State ex rel. Simard v. Fourth Judicial District Court

13 Mont. 347 | Mont. | 1893

De Witt, J.

The respondent contends that this contempt proceeding is not reviewable in this court on certiorari, but that contention seems to be disposed of by the following eases: In re McCutcheon, 10 Mont. 115; In re Shannon, 11 Mont. 67; In re MacKnight, 11 Mont. 126; 28 Am. St. Rep. 451. We proceed to the merits of the application.

The statement of case above recites what the testimony before the court tended to prove, and, indeed, is conceded by the relator to be correct, except in one particular, which is not of great importance. We therefore review the situation, as recited, as that which was before the district court. Simard *350personally and physically desisted from interference with the hay after service upon him of the writ of injunction, but did he not obtain to be done that which he did not personally do? The district court proceeded upon the ground that he did. The injunction was against Simard, his agents, servants, and employees, and all others acting in aid or assistance of him. It appears that the relation of Simard to Asselin and La Casse was very close. Simard knew that Han ratty and Tillman claimed title to the ground by purchase from the railroad company. He recognized that claim when he contracted to cut the hay for them. After agreeing to cut the hay for them he purported to sell the grass to Asseliu and La Casse, and agreed to cut it for them. Then afterwards, at the service of the writ, he said that it was his own, and he was going to have it. If his position was only that of a servant of Asselin and La Casse, he contradicted his claim to that relation when, at the time of the service of the writ, he claimed the hay himself. If he were only a servant, he had no interest in the hay or its disposition after he had informed his alleged master of the service of the writ. But we find him going to Missoula with Asselin to consult lawyers, whom he describes as “our lawyers.” He says to Asselin: “From what our lawyers say, you had better go ahead and cut the hay.” So we find Simard recognizing the Hanratty and Tillman title on one day, and agreeing to cut the hay for them. Very soon afterwards he is selling the hay to Asselin and La Casse, and agreeing to cut it for them. Next we find him claiming the hay himself. Then, in company with Asselin, he is consulting “their lawyers,” and he suggests to Asselin that he, Asselin, had better go ahead and cut the hay.

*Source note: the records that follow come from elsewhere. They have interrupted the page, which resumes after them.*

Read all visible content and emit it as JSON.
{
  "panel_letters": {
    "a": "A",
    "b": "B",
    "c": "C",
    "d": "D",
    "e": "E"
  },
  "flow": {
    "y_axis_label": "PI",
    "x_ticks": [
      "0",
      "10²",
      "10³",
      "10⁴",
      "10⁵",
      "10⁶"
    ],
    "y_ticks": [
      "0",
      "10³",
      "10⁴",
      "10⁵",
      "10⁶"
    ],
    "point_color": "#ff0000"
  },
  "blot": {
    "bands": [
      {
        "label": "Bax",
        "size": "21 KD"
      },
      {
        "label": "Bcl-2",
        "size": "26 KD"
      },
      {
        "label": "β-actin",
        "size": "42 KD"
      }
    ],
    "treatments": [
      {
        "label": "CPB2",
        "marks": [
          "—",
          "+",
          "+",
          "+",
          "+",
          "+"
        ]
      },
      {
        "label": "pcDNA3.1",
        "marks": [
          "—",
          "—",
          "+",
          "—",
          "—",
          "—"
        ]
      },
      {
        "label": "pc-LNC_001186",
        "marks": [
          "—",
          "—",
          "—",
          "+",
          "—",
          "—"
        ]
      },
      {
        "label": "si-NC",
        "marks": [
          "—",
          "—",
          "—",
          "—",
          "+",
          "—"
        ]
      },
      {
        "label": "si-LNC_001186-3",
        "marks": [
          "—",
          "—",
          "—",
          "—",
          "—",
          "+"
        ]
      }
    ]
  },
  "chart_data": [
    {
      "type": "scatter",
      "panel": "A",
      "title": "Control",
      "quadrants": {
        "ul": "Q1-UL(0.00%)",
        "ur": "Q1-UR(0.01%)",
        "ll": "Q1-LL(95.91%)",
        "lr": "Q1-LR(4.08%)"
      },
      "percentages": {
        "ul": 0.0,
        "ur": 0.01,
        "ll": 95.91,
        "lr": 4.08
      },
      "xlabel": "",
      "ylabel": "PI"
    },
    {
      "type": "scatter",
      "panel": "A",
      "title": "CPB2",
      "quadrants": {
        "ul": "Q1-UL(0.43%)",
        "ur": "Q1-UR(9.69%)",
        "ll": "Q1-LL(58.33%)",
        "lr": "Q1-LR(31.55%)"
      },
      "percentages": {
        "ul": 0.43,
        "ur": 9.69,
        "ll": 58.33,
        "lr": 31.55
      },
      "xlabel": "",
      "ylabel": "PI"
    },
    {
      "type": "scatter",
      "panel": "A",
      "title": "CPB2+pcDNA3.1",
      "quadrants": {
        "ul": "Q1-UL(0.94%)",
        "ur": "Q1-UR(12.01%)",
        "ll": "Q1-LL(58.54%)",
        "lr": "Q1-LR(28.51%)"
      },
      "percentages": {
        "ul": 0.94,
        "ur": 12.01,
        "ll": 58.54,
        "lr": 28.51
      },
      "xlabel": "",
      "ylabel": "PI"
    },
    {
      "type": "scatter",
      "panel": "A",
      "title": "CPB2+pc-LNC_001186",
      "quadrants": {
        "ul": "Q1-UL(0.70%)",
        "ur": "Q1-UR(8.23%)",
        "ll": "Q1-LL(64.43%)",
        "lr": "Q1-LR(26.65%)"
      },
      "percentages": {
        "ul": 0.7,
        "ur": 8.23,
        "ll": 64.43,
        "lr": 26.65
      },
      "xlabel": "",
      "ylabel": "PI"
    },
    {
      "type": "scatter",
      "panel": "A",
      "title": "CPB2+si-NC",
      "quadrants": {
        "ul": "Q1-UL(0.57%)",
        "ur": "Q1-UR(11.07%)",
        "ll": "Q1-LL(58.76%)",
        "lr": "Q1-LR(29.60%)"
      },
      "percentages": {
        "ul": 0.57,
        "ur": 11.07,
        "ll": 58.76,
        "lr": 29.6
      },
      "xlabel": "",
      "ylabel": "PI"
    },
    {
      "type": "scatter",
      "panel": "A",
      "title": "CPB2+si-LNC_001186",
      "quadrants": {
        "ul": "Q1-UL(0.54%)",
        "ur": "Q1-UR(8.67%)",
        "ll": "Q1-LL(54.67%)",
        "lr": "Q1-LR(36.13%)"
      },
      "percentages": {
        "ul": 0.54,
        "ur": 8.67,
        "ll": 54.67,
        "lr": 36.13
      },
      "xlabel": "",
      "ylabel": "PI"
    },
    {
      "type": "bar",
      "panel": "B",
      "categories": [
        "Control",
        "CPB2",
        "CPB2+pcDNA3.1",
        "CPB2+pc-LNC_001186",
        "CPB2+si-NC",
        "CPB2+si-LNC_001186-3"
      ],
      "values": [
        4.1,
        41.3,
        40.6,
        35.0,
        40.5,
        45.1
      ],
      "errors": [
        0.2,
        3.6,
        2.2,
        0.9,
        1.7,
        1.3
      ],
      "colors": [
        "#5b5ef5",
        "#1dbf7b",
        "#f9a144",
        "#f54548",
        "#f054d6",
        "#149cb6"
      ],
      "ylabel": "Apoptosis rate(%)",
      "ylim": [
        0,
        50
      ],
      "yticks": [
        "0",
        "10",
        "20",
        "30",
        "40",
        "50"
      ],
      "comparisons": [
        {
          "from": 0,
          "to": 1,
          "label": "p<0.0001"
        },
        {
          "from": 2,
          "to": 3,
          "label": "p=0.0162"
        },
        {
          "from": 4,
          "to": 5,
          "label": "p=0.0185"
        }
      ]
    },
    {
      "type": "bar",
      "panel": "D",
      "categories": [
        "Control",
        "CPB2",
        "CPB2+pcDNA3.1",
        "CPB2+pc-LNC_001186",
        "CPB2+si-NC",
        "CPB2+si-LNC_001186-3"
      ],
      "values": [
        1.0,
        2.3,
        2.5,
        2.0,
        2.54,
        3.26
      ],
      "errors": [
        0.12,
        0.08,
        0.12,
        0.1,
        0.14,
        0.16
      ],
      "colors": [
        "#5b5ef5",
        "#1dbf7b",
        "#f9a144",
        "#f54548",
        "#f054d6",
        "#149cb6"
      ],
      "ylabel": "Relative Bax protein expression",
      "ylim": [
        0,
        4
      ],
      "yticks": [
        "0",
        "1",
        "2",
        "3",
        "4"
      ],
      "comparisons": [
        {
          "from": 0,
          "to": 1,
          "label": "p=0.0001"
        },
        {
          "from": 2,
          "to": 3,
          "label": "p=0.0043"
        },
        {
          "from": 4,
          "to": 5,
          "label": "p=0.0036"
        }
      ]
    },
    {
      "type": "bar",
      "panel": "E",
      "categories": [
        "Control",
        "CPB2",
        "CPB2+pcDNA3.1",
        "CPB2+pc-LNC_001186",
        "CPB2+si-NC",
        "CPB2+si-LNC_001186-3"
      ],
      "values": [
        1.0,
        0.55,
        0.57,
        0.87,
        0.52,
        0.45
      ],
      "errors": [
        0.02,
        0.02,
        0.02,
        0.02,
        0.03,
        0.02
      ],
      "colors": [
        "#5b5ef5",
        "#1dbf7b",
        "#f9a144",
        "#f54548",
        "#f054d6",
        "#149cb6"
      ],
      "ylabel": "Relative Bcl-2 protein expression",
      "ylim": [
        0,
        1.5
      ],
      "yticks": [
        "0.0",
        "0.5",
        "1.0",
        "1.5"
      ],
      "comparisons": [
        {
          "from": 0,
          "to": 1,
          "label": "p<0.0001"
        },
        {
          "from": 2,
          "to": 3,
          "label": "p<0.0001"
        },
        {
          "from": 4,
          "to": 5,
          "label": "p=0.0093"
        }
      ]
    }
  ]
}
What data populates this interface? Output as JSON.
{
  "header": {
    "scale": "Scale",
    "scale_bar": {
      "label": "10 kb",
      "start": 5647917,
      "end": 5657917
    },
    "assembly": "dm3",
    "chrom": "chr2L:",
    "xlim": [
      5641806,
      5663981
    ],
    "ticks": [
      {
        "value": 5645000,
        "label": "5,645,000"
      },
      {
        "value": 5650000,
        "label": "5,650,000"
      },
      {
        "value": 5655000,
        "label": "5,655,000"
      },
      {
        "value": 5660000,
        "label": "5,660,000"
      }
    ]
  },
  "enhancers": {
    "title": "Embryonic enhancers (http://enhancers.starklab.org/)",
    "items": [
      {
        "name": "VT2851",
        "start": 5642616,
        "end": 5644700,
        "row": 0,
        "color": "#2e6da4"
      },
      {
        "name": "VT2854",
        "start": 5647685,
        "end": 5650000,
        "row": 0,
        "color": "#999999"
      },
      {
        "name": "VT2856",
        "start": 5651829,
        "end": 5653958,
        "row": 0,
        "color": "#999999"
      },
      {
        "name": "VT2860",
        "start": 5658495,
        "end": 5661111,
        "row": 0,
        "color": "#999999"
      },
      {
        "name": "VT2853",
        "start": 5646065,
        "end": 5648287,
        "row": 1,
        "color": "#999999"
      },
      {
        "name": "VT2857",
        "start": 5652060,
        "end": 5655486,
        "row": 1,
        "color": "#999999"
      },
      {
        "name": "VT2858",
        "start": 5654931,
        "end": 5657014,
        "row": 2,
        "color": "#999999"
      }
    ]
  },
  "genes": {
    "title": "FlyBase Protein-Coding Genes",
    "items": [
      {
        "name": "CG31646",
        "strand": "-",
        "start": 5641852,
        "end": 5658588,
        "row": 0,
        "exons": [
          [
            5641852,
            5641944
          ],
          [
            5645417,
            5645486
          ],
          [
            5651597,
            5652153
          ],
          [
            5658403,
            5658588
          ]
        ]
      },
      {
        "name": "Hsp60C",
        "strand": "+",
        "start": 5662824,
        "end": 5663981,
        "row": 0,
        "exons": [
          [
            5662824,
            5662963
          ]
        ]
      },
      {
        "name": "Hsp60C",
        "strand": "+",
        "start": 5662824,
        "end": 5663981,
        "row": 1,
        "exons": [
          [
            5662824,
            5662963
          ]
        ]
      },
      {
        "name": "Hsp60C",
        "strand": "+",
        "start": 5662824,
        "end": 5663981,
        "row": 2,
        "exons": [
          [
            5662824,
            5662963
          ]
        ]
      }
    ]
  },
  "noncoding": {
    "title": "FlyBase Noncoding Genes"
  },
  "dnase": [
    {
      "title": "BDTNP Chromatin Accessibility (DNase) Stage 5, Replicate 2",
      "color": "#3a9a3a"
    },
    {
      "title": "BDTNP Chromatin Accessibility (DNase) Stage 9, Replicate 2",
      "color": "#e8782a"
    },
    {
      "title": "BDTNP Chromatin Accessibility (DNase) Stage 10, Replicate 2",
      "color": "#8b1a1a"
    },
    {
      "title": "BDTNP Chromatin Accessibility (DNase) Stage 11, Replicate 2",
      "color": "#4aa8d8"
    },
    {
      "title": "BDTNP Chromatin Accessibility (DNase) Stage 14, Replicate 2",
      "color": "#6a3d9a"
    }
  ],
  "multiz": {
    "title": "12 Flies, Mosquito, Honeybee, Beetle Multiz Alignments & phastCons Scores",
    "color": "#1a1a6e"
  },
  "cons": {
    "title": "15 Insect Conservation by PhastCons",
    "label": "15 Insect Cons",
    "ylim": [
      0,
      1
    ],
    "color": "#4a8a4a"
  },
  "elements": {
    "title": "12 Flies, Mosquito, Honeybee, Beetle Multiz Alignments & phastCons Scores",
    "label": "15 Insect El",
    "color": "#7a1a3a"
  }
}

We are of opinion that the district court exercised a sound discretion if it concluded that Simard, under the showing made, had a very lively personal interest in the hay. All the circumstances together indicate this. Although the claim is made that Simard was only the servant of Asselin and La Casse, yet we believe that the district court was justified in its conclusion that Simard disobeyed the injunction by advising or procuring Asselin and La Casse to do the prohibited act. It is said by the New York court of appeals “that injunction *351orders must be fairly aud honestly obeyed, and not defeated by subterfuges aud tricks on the part of those bound to obey them; that they might be violated by aiding, countenancing, abetting others in violation thereof, as well as doing it directly; and that courts would not look with indulgence upon schemes, however skillfully devised, designed to thwart its orders.” (People v. Pendleton, 64 N. Y. 622.)

We are therefore of opinion that the writ of certiorari should be denied, and it is so ordered.

Harwood, J., concurs. Pemberton, C. J., did not sit in the hearing of this case.